3.5 - 3.8 - SAML Authentication Plugin - PingOne IDP

PingOne

This section discusses how to set up the SAML Auth plugin with PingOne IDP and how to log on to ProcessMaker.

After Installing and enabling the SAML Auth plugin, follow these steps:

1. Log on to your PingOne account.

2. After logged on, users can be created. In the Users page, click Add User.

   

3. In the Add User pop-up screen, complete all sections with the new user personal data required.

   Note: In this example, we only fill with the basic information about the user.

   • PERSONAL section:

     

   • CONTACT section:

     

   • COMPANY INFORMATION section:

     

   • PREFERENCES section:

     Note: Remind that not all the information is used to authenticate the user.

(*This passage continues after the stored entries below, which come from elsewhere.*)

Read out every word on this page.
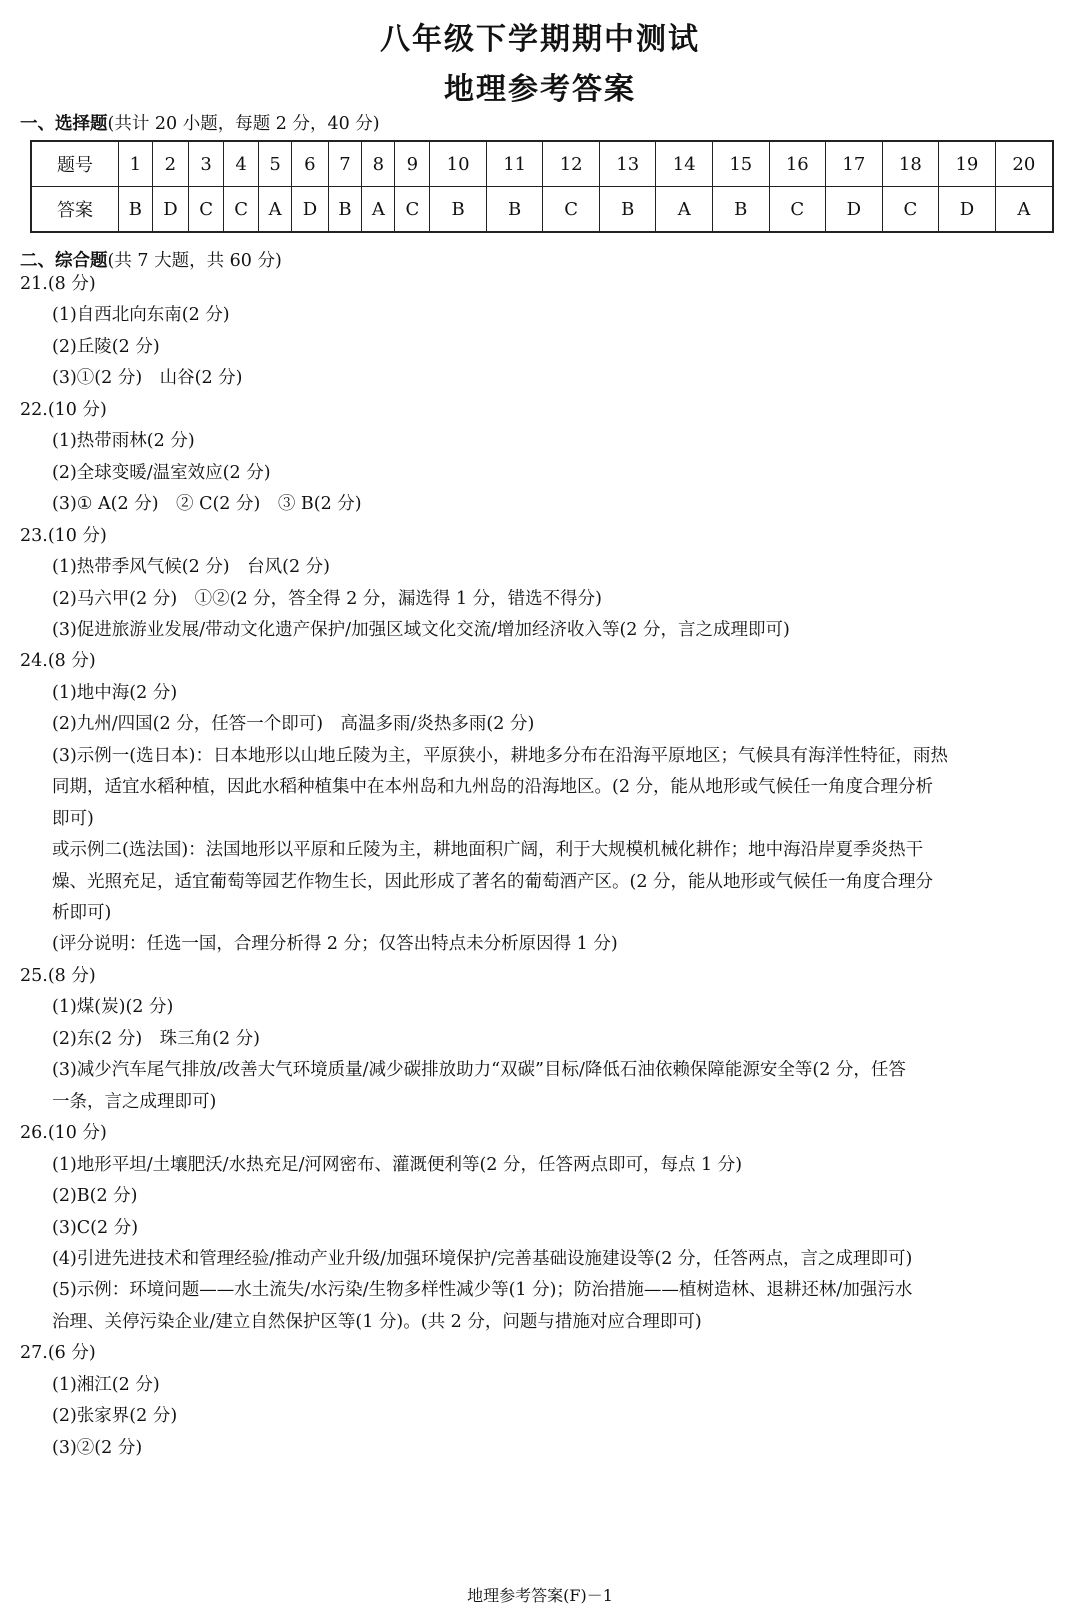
八年级下学期期中测试
地理参考答案
一、选择题(共计 20 小题，每题 2 分，40 分)
题号	1	2	3	4	5	6	7	8	9	10	11	12	13	14	15	16	17	18	19	20
答案	B	D	C	C	A	D	B	A	C	B	B	C	B	A	B	C	D	C	D	A
二、综合题(共 7 大题，共 60 分)
21.(8 分)
(1)自西北向东南(2 分)
(2)丘陵(2 分)
(3)①(2 分)　山谷(2 分)
22.(10 分)
(1)热带雨林(2 分)
(2)全球变暖/温室效应(2 分)
(3)① A(2 分)　② C(2 分)　③ B(2 分)
23.(10 分)
(1)热带季风气候(2 分)　台风(2 分)
(2)马六甲(2 分)　①②(2 分，答全得 2 分，漏选得 1 分，错选不得分)
(3)促进旅游业发展/带动文化遗产保护/加强区域文化交流/增加经济收入等(2 分，言之成理即可)
24.(8 分)
(1)地中海(2 分)
(2)九州/四国(2 分，任答一个即可)　高温多雨/炎热多雨(2 分)
(3)示例一(选日本)：日本地形以山地丘陵为主，平原狭小，耕地多分布在沿海平原地区；气候具有海洋性特征，雨热
同期，适宜水稻种植，因此水稻种植集中在本州岛和九州岛的沿海地区。(2 分，能从地形或气候任一角度合理分析
即可)
或示例二(选法国)：法国地形以平原和丘陵为主，耕地面积广阔，利于大规模机械化耕作；地中海沿岸夏季炎热干
燥、光照充足，适宜葡萄等园艺作物生长，因此形成了著名的葡萄酒产区。(2 分，能从地形或气候任一角度合理分
析即可)
(评分说明：任选一国，合理分析得 2 分；仅答出特点未分析原因得 1 分)
25.(8 分)
(1)煤(炭)(2 分)
(2)东(2 分)　珠三角(2 分)
(3)减少汽车尾气排放/改善大气环境质量/减少碳排放助力“双碳”目标/降低石油依赖保障能源安全等(2 分，任答
一条，言之成理即可)
26.(10 分)
(1)地形平坦/土壤肥沃/水热充足/河网密布、灌溉便利等(2 分，任答两点即可，每点 1 分)
(2)B(2 分)
(3)C(2 分)
(4)引进先进技术和管理经验/推动产业升级/加强环境保护/完善基础设施建设等(2 分，任答两点，言之成理即可)
(5)示例：环境问题——水土流失/水污染/生物多样性减少等(1 分)；防治措施——植树造林、退耕还林/加强污水
治理、关停污染企业/建立自然保护区等(1 分)。(共 2 分，问题与措施对应合理即可)
27.(6 分)
(1)湘江(2 分)
(2)张家界(2 分)
(3)②(2 分)
地理参考答案(F)－1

4. Click Save and the new user is created.

   

5. To create a new application, click the Connections tab and then click Application.

   

6. In the SELECT AN APPLICATION TYPE section, select the WEB APP option.

   .

7. In the CHOOSE CONNECTION TYPE dialog, click Configure on the SAML section.

   

8. Set an APPLICATION NAME, optionally enter a description for this application and then upload an icon. Then click Configure.

   

9. Copy the following values from ProcessMaker Service Provider section (first image below) to the Configure SAML step in PingOne:

   • Assertion Consumer Service to ACS URLS.
   • Entity ID to Entity ID.
   

10. Click Download Signing Certificate.

    

11. Select the .crt format, option and then the Signing Certificate is downloaded.

    

12. In the Attribute Mapping step, add the attributes that will match ProcessMaker users. Then click Save and then Close.

    

13. When the application is correctly created, enable the application clicking on it.

    

14. Click the application arrow, then click Configuration.

    

15. Copy the following fields from PingOne to ProcessMaker in the Identity Provider section, then click Update Configuration:

    • IDP METADATA URL to Entity ID.
    • SINGLE SIGNON SERVICE to Single Sign-On Service.
    

16. Click Attribute Mappings, then copy the APPLICATION ATTRIBUTE to ldp Attribute Name in the ProcessMaker Configurations section and then select the corresponding User field type.

    

17. Select rsa-sha256 for the Signature Algorithm. Then click Upload New Certificate.

    

18. Select IDP as the Certificate Type, browse and then select the downloaded Certificate file. Click Save.

    

19. Click Update Configuration.

    

To be redirected to the PingOne login page, in your ProcessMaker domain, enter only the Workspace name and then click Login.

This will redirect you to your PingOne domain. Once in PingOne, enter your PingOne credentials and then click Sign On.

You are now logged on to ProcessMaker via PingOne.